Thune Urges USDA Secretary to prioritize improvements to U.S. drought monitor during Farm Bill implementation
WASHINGTON — U.S. Sen. John Thune (R-S.D.), a longtime member of the Senate Agriculture Committee, today wrote to U.S. Department of Agriculture (USDA) Secretary Sonny Perdue to encourage him to prioritize several Thune-authored provisions of the 2018 farm bill that relate to improving the accuracy of the Drought Monitor. These provisions of the new law were first introduced in May 2018 as part of Thune’s Improved Soil Moisture and Precipitation Monitoring Act of 2018, which provides tools and direction to USDA to help improve the accuracy of the Drought Monitor and requires the coordination of USDA agencies that use precipitation data to determine livestock grazing loss assistance and stocking rates. Thune drafted and introduced this legislation after hearing directly from several concerned ranchers at a 2018 agriculture roundtable event in South Dakota.

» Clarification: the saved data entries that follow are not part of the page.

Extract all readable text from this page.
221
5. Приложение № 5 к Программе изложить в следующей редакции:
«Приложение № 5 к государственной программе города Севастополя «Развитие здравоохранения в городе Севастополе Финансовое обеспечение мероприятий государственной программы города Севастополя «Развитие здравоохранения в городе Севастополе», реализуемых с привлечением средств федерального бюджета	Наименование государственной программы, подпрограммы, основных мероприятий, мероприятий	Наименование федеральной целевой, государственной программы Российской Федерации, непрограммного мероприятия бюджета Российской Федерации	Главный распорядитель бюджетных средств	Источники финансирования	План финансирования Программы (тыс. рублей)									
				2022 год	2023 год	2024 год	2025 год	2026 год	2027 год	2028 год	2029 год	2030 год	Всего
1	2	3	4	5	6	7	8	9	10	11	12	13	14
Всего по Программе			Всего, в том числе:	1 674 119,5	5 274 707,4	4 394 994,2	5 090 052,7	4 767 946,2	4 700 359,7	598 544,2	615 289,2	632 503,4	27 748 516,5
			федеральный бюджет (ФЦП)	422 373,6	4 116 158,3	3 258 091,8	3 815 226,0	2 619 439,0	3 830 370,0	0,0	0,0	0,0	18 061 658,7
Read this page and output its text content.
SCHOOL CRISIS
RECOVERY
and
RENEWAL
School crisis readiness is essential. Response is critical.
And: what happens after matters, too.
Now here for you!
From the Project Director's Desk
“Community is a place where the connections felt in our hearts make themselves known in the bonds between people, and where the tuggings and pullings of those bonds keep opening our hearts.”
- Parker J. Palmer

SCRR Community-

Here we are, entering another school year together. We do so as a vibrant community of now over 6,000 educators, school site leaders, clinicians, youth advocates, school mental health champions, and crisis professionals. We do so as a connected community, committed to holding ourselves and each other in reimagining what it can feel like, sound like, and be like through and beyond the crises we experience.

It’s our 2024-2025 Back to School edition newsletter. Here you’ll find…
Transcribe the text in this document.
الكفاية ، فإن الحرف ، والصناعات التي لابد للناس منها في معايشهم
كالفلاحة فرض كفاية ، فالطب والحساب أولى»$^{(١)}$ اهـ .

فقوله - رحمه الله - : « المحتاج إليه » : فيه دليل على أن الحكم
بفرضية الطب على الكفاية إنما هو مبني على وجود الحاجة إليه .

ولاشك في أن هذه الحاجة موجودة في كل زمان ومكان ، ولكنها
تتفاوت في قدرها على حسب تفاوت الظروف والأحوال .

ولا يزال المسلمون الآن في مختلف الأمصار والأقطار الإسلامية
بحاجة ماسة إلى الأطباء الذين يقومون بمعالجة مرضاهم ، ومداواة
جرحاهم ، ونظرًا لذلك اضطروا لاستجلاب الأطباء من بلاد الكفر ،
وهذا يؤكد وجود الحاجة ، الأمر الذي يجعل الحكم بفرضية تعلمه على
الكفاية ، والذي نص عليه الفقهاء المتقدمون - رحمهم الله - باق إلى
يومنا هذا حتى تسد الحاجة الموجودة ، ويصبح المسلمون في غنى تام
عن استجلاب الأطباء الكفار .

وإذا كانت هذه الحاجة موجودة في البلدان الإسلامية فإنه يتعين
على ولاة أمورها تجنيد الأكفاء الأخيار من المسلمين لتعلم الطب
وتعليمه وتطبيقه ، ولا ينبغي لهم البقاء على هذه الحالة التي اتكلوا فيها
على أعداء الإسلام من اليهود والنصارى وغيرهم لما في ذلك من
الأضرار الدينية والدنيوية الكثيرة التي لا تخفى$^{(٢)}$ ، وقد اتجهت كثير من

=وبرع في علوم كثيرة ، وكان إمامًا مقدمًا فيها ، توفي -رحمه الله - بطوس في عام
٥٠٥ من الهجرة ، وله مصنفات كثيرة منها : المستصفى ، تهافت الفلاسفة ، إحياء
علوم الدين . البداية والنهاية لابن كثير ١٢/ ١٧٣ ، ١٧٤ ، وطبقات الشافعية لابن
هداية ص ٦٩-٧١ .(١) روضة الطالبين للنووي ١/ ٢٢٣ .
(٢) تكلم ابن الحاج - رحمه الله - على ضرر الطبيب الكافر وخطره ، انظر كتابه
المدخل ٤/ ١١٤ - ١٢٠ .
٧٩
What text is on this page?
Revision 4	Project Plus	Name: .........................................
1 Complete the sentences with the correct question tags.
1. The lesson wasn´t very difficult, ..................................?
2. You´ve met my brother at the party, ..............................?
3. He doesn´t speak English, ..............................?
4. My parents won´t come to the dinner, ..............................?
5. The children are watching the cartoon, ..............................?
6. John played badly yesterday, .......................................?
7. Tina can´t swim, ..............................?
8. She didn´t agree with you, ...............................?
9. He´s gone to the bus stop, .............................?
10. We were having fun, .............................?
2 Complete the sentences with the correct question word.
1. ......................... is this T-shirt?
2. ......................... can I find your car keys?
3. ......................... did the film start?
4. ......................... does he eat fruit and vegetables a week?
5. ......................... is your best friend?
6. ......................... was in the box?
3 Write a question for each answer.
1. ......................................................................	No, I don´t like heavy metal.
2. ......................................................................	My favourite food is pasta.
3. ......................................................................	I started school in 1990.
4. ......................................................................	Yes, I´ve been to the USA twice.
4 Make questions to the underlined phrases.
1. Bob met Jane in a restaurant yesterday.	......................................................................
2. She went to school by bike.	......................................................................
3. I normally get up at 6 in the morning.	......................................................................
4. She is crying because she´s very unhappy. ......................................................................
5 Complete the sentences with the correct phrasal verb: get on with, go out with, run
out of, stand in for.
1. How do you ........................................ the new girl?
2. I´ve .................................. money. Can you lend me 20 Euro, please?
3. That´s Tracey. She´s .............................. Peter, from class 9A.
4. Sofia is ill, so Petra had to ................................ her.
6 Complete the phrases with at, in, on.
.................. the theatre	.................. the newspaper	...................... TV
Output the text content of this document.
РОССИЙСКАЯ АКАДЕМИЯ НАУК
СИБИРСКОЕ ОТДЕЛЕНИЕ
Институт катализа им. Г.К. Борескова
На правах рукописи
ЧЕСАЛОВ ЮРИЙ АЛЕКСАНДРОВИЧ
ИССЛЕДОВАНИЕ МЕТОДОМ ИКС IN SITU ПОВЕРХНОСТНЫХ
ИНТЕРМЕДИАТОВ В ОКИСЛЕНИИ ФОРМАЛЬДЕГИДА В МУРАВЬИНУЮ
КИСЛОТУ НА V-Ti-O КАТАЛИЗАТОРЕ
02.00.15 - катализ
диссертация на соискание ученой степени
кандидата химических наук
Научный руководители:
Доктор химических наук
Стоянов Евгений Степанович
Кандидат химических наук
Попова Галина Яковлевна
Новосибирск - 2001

“During the lengthy 2017 drought that plagued Western South Dakota, I heard from a number of producers that were concerned with the accuracy of the Drought Monitor, especially given its use in determining grazing disaster assistance through programs administered by the Farm Service Agency (FSA) … As you continue working on farm bill implementation, I request that you prioritize the aforementioned provisions in the applicable mission area, especially as we approach the summer months when accuracy of the Drought Monitor will be critical for producers,” wrote Thune.
Thune also called for USDA to coordinate efforts among its agencies to ensure the annual establishment of grazing carrying capacities on U.S. Forest Service land is more consistent with assistance offered under other USDA grazing loss assistance programs.